La idea no es nueva. En 1943, el psicólogo Kenneth Craik propuso que los seres vivos usan una «maqueta mental» del mundo para planificar acciones, en lugar de reaccionar solo por instinto. Sin esta capacidad, la IA quedaría limitada a respuestas básicas, sin anticipar consecuencias.
Tres estrategias para modelar el mundo
Actualmente, existen tres enfoques principales para desarrollar modelos del mundo en IA:
- Generadores de video: Crean secuencias coherentes que simulan entornos estables. Por ejemplo, ante un laberinto, trazan rutas lógicas, o calculan movimientos para abrir un frasco. Project Genie es el ejemplo más avanzado de esta línea, permitiendo entrenar robots en simulaciones antes de interactuar con objetos reales.

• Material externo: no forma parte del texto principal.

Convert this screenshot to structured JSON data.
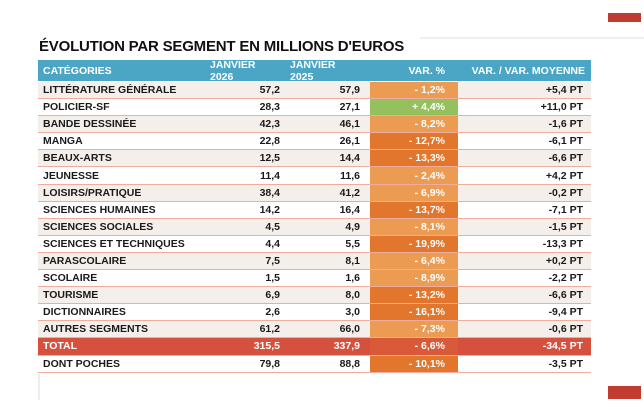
{
  "page": {
    "title": "ÉVOLUTION PAR SEGMENT EN MILLIONS D'EUROS"
  },
  "colors": {
    "header_bg": "#4BA6C6",
    "row_shaded_bg": "#F5EFEB",
    "row_separator": "#EFAE9D",
    "text": "#1A1A1A",
    "total_row_bg": "#D5503D",
    "crop_mark": "#C23B30",
    "var_levels": {
      "light": "#EC9B52",
      "dark": "#E2762C",
      "green": "#94C15E",
      "total": "#D95A38"
    }
  },
  "table": {
    "columns": [
      "CATÉGORIES",
      "JANVIER 2026",
      "JANVIER 2025",
      "VAR. %",
      "VAR. / VAR. MOYENNE"
    ],
    "rows": [
      {
        "category": "LITTÉRATURE GÉNÉRALE",
        "jan2026": "57,2",
        "jan2025": "57,9",
        "var_pct": "- 1,2%",
        "var_level": "light",
        "var_moyenne": "+5,4 PT",
        "shaded": true,
        "total": false
      },
      {
        "category": "POLICIER-SF",
        "jan2026": "28,3",
        "jan2025": "27,1",
        "var_pct": "+ 4,4%",
        "var_level": "green",
        "var_moyenne": "+11,0 PT",
        "shaded": false,
        "total": false
      },
      {
        "category": "BANDE DESSINÉE",
        "jan2026": "42,3",
        "jan2025": "46,1",
        "var_pct": "- 8,2%",
        "var_level": "light",
        "var_moyenne": "-1,6 PT",
        "shaded": true,
        "total": false
      },
      {
        "category": "MANGA",
        "jan2026": "22,8",
        "jan2025": "26,1",
        "var_pct": "- 12,7%",
        "var_level": "dark",
        "var_moyenne": "-6,1 PT",
        "shaded": false,
        "total": false
      },
      {
        "category": "BEAUX-ARTS",
        "jan2026": "12,5",
        "jan2025": "14,4",
        "var_pct": "- 13,3%",
        "var_level": "dark",
        "var_moyenne": "-6,6 PT",
        "shaded": true,
        "total": false
      },
      {
        "category": "JEUNESSE",
        "jan2026": "11,4",
        "jan2025": "11,6",
        "var_pct": "- 2,4%",
        "var_level": "light",
        "var_moyenne": "+4,2 PT",
        "shaded": false,
        "total": false
      },
      {
        "category": "LOISIRS/PRATIQUE",
        "jan2026": "38,4",
        "jan2025": "41,2",
        "var_pct": "- 6,9%",
        "var_level": "light",
        "var_moyenne": "-0,2 PT",
        "shaded": true,
        "total": false
      },
      {
        "category": "SCIENCES HUMAINES",
        "jan2026": "14,2",
        "jan2025": "16,4",
        "var_pct": "- 13,7%",
        "var_level": "dark",
        "var_moyenne": "-7,1 PT",
        "shaded": false,
        "total": false
      },
      {
        "category": "SCIENCES SOCIALES",
        "jan2026": "4,5",
        "jan2025": "4,9",
        "var_pct": "- 8,1%",
        "var_level": "light",
        "var_moyenne": "-1,5 PT",
        "shaded": true,
        "total": false
      },
      {
        "category": "SCIENCES ET TECHNIQUES",
        "jan2026": "4,4",
        "jan2025": "5,5",
        "var_pct": "- 19,9%",
        "var_level": "dark",
        "var_moyenne": "-13,3 PT",
        "shaded": false,
        "total": false
      },
      {
        "category": "PARASCOLAIRE",
        "jan2026": "7,5",
        "jan2025": "8,1",
        "var_pct": "- 6,4%",
        "var_level": "light",
        "var_moyenne": "+0,2 PT",
        "shaded": true,
        "total": false
      },
      {
        "category": "SCOLAIRE",
        "jan2026": "1,5",
        "jan2025": "1,6",
        "var_pct": "- 8,9%",
        "var_level": "light",
        "var_moyenne": "-2,2 PT",
        "shaded": false,
        "total": false
      },
      {
        "category": "TOURISME",
        "jan2026": "6,9",
        "jan2025": "8,0",
        "var_pct": "- 13,2%",
        "var_level": "dark",
        "var_moyenne": "-6,6 PT",
        "shaded": true,
        "total": false
      },
      {
        "category": "DICTIONNAIRES",
        "jan2026": "2,6",
        "jan2025": "3,0",
        "var_pct": "- 16,1%",
        "var_level": "dark",
        "var_moyenne": "-9,4 PT",
        "shaded": false,
        "total": false
      },
      {
        "category": "AUTRES SEGMENTS",
        "jan2026": "61,2",
        "jan2025": "66,0",
        "var_pct": "- 7,3%",
        "var_level": "light",
        "var_moyenne": "-0,6 PT",
        "shaded": true,
        "total": false
      },
      {
        "category": "TOTAL",
        "jan2026": "315,5",
        "jan2025": "337,9",
        "var_pct": "- 6,6%",
        "var_level": "total",
        "var_moyenne": "-34,5 PT",
        "shaded": false,
        "total": true
      },
      {
        "category": "DONT POCHES",
        "jan2026": "79,8",
        "jan2025": "88,8",
        "var_pct": "- 10,1%",
        "var_level": "dark",
        "var_moyenne": "-3,5 PT",
        "shaded": false,
        "total": false
      }
    ]
  }
}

- Entornos 3D: Fei-Fei Li, de Stanford, lidera la inteligencia espacial con modelos como Marble, que generan mundos tridimensionales completos y consistentes. A diferencia de los basados en video, estos entornos no se descomponen y permiten interacción simultánea de múltiples usuarios, útil para arquitectos que exploran diseños antes de construirlos.
- Modelos abstractos: Yann LeCun, exdirector de IA en Meta, propone la Arquitectura Predictiva de Integración Conjunta (JEPA), que simula tanto entornos físicos como digitales. Su objetivo es que las IA anticipen eventos lejanos, como humanos al decidir si llevar paraguas. Su startup, Advanced Machine Intelligence, colabora con Nabla para desarrollar sistemas que determinen «la secuencia óptima de acciones» ante una tarea.
¿Ya tienen las IA un modelo del mundo?
Algunos expertos, como Ilya Sutskever (OpenAI), argumentan que los grandes modelos de lenguaje (LLM) ya contienen un modelo del mundo inherente. En 2023, declaró que entrenar un LLM equivale a «aprender un modelo del mundo», ya que comprimir datos masivos requiere entender principios subyacentes. Pruebas respaldan esta idea: un LLM entrenado solo con movimientos de Othello representó internamente el tablero, sin conocer las reglas.
Anthropic, creador de Claude, descubrió neuronas que codifican conceptos como culpa o el puente Golden Gate. Modificarlas altera el comportamiento del modelo, sugiriendo que no solo procesan palabras, sino que apelan a una comprensión coherente del entorno.
Sin embargo, no todos están convencidos. Fei-Fei Li critica que los LLM son «máquinas de palabras a ciegas»: pueden describir un país, pero no lo comprenden como quien lo ha vivido. La brecha entre simulación y realidad sigue abierta, pero la IA avanza hacia una interacción más profunda con el mundo físico.